Discussion and conclusion.

We have identified a patient with PCD and autoantibodies to a novel extracellular conformational epitope on PRG5, a transmembrane protein expressed in the hippocampus and cerebellum and involved in dendritic spine formation.[4,5] Its expression in the cerebellum is in line with the phenotype of our patient. Similar to what has been shown for anti-NMDA receptor antibodies,[6] PRG5 is internalized and accumulates in early endosomes after treatment with patient IgGs. Because the localization of PRG5 in the plasma membrane is critical for its role in spine formation,[4] its internalization could lead to neuronal dysfunction and neurologic symptoms. Incubation of cultured hippocampal neurons with patient IgGs did not result in morphologic changes, possibly due to the biological redundancy of other PRG proteins.

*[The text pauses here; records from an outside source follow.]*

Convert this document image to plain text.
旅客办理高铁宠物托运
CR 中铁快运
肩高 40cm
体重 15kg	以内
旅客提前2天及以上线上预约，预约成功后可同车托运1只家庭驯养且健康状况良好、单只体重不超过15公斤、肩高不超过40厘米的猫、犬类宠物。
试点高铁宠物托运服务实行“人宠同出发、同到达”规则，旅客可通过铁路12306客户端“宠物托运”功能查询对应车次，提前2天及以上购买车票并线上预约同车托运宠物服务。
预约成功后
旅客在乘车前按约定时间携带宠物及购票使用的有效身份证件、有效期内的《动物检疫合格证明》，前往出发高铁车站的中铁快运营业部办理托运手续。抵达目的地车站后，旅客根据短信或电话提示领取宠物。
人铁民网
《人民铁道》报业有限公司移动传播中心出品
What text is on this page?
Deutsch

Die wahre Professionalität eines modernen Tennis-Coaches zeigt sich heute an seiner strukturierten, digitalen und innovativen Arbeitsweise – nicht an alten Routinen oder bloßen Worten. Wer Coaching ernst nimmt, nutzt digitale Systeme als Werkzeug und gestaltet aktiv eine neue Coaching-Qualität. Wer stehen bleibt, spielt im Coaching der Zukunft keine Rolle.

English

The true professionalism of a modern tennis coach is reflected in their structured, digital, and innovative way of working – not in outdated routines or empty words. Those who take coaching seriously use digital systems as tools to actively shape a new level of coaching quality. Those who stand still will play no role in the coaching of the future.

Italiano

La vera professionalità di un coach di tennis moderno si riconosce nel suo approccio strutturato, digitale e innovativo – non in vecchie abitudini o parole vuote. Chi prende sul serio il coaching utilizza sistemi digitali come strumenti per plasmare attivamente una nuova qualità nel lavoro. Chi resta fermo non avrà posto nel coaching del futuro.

Cerebellar neurons may lack this redundancy; therefore, cerebellar slice cultures might be a better model system to study the pathologic effects of patient IgGs. Unfortunately, lack of serum sample precludes these experiments. Although only 1 patient with PCD and PRG5 antibodies has been identified, we encourage physicians to consider this antigen, as extracellular antibodies are potentially pathogenic and the symptoms can improve or stabilize with aggressive treatment.